Bei offener Tür und verlassenem Flur hebelte er die Bodenplatte mit einem Schraubenzieher auf. Nachdem er das Fußbodenbrett gegen die Wand gelehnt hatte, betrat Amad den Schrank und schloss hinter sich die Tür. Er holte zwei stabile Haken aus der Tasche, schraubte sie in die Innenwand des Schranks und befestigte anschließend die Strickleiter daran. Nachdem er die Platten entfernt hatte, die den runden Deckenausschnitt fixiert hatten, legte er sie in den Wandschrank. Er ließ die Leiter durch die Öffnung nach unten fallen und kletterte hinab.
Jeder MI5-Agent auf den Dächern in der Nähe beobachtete den ersten Stock.
»Nichts«, meldeten sie sich nacheinander.

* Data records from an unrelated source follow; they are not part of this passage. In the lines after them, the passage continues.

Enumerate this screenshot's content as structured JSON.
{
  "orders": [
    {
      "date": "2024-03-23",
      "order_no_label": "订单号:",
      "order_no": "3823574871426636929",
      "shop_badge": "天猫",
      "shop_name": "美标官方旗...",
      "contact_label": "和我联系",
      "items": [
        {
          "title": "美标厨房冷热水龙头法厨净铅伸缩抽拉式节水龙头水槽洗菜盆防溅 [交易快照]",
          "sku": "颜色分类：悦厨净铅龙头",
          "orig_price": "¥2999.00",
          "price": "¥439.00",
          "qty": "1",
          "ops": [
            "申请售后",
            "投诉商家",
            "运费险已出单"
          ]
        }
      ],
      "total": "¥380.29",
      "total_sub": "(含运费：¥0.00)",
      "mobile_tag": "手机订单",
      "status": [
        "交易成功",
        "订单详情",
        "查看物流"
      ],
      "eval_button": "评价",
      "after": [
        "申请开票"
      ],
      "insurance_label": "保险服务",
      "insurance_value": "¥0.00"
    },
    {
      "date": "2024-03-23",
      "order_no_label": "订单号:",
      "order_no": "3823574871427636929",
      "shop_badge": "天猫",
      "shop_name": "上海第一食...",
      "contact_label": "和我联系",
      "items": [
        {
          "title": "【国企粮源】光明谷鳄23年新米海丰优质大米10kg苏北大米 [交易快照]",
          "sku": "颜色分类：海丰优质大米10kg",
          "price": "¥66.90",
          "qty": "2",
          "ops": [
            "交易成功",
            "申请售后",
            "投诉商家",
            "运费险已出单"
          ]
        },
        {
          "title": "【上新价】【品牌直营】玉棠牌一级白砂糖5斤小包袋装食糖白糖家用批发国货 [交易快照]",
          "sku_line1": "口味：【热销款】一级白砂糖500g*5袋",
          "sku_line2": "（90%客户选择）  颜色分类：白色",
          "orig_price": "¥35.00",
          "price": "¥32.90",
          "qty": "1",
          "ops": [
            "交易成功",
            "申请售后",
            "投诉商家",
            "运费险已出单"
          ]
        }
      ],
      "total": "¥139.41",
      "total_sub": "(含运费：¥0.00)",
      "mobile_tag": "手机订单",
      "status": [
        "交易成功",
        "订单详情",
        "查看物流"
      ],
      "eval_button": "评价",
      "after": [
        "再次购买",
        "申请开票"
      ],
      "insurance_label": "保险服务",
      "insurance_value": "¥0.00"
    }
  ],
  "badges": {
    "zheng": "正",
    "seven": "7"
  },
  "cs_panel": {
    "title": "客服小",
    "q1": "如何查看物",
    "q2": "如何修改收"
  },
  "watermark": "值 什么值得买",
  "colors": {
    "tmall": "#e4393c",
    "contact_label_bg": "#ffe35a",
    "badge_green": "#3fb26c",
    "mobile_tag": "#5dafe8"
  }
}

Der MI5-Agent, der einen Rundgang durch die Lobby gemacht hatte und gleich wieder herausgekommen war, ging ins Gebäude zurück. Er kontrollierte den Fahrstuhl und stellte fest, dass noch immer die Nummer zwei der Stockwerksanzeige beleuchtet war.
»Der Fahrstuhl befindet sich weiterhin im ersten Stock«, gab er Fleming über Funk durch.
Im Hotel auf der anderen Straßenseite schaute Fleming auf die Uhr. Vier Minuten waren verstrichen, seit ihr Zielobjekt mit dem Lift in den ersten Stock hochgefahren war.
»Gehen Sie über die Treppe rauf«, befahl er dem Agenten.
Amad las die Bedienungsanleitung in arabischer Sprache, dann klappte er die Abdeckung über dem Aktivierungsmechanismus auf. Die Beschriftungen bestanden aus kyrillischen Buchstaben, doch die schematische Zeichnung war eindeutig, er konnte ihr ohne Schwierigkeiten folgen. Amad legte einen Schalter um, eine Leuchtdiode begann zu blinken. Mit einem Drehknopf stellte er eine Zeitspanne von fünf Minuten ein.
Dann schwang er sich auf die Ural und betätigte den Kickstarter. Sobald der Motor lief, legte er eine Hand auf eine Fernbedienung für das Garagentor, die mit Klebeband an der Lenkstange des Motorrads befestigt war, und drückte auf den Knopf. Er schaltete in den ersten Gang und rollte bereits mit etwa fünfzehn Stundenkilometern durch die Lagerhalle, während das Tor langsam in die Höhe stieg.
Danach geschah alles gleichzeitig.
Der Agent erreichte den ersten Stock und meldete, dass er leer war, während sich gleichzeitig das Garagentor öffnete.
»Hier geht eine Einfahrt auf«, sagte Fleming in sein Funkgerät und sprintete durch die Lobby zur Tür.